Toute entreprise effectuant des transactions financières est soumise à des obligations de conformité. Transactions par carte, paiements en ligne, cryptomonnaies : quel que soit le canal, les règles s’appliquent, les sanctions sont réelles et les ignorer est rarement sans conséquences.

Ce qui rend la conformité aux réglementations de paiement difficile, ce n'est pas tant d'en connaître l'existence, mais plutôt de comprendre quelles réglementations s'appliquent à votre activité, comment elles interagissent et quelles sont les démarches concrètes à entreprendre. C'est précisément l'objet de ce guide.

Qu’est-ce que la conformité des paiements et pourquoi est-elle importante ?

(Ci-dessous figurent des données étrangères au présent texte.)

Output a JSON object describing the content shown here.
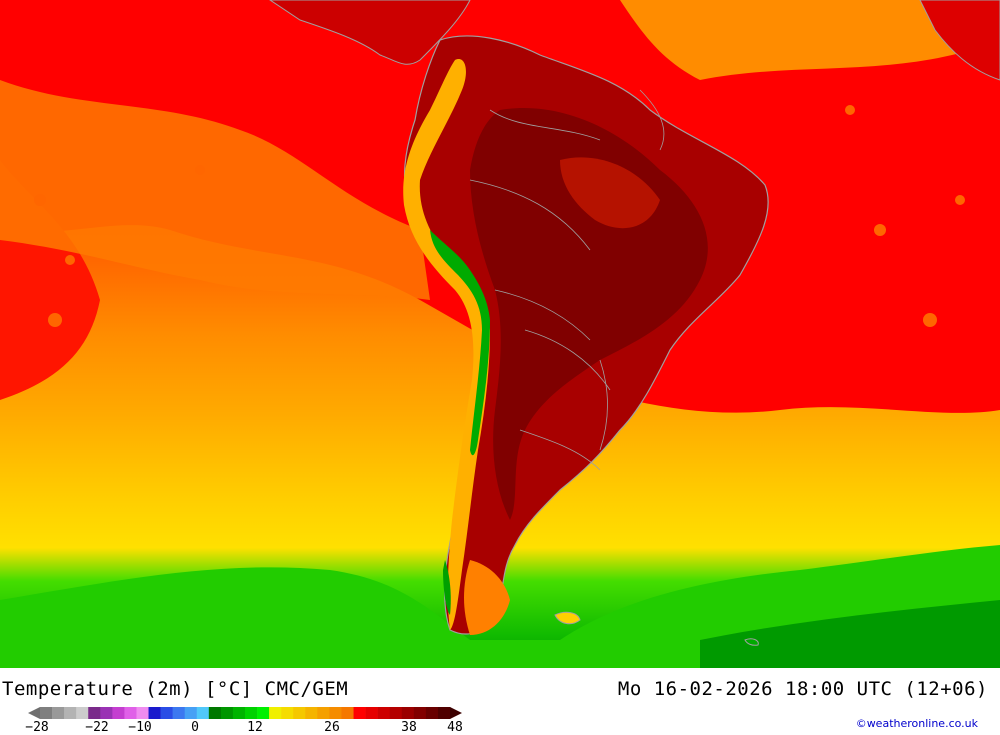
{
  "map": {
    "title_left": "Temperature (2m) [°C] CMC/GEM",
    "title_right": "Mo 16-02-2026 18:00 UTC (12+06)",
    "credit": "©weatheronline.co.uk",
    "colors": {
      "ocean_warm": "#ff0000",
      "ocean_mid": "#ff6600",
      "ocean_orange": "#ff9900",
      "ocean_amber": "#ffaa00",
      "ocean_yellow": "#ffd200",
      "ocean_cold_green": "#22cc00",
      "ocean_dark_green": "#009900",
      "land_hot": "#a50000",
      "land_very_hot": "#7a0000",
      "andes_cool": "#ffcc33",
      "andes_green": "#00aa00",
      "borders": "#a0a0a0"
    }
  },
  "legend": {
    "colors": [
      "#7f7f7f",
      "#999999",
      "#b3b3b3",
      "#cccccc",
      "#7a2a8a",
      "#9a32b4",
      "#c43ed0",
      "#e060e8",
      "#f08cf0",
      "#1a1acd",
      "#2a4de6",
      "#3c78f0",
      "#46a0f5",
      "#50c8fa",
      "#007800",
      "#009600",
      "#00b400",
      "#00d200",
      "#00f000",
      "#f0f000",
      "#f5dc00",
      "#f5c800",
      "#f5b400",
      "#f5a000",
      "#f58c00",
      "#f57800",
      "#ff0000",
      "#e60000",
      "#cd0000",
      "#b40000",
      "#9b0000",
      "#820000",
      "#690000",
      "#500000"
    ],
    "ticks": [
      "-28",
      "-22",
      "-10",
      "0",
      "12",
      "26",
      "38",
      "48"
    ]
  }
}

Demandez à cinq opérateurs de paiement différents ce que signifie « conformité des paiements » et vous obtiendrez probablement cinq réponses différentes. En pratique, cela englobe l'ensemble des règles régissant la collecte, le stockage, la transmission et le traitement des données de paiement par les entreprises. Ces règles existent car, en cas de dysfonctionnement des systèmes de paiement (fraude, blanchiment d'argent ou fuite de données), les conséquences se propagent rapidement et largement.

Les entreprises soumises à ces obligations comprennent pratiquement toutes celles qui manipulent de l'argent numériquement : les commerçants en ligne, les plateformes SaaS, les places de marché, les entreprises fintech et les vendeurs de cryptomonnaies. Aucune exception n'est prévue en fonction de la taille de l'entreprise. Une start-up de dix personnes est soumise aux mêmes exigences fondamentales qu'une grande entreprise.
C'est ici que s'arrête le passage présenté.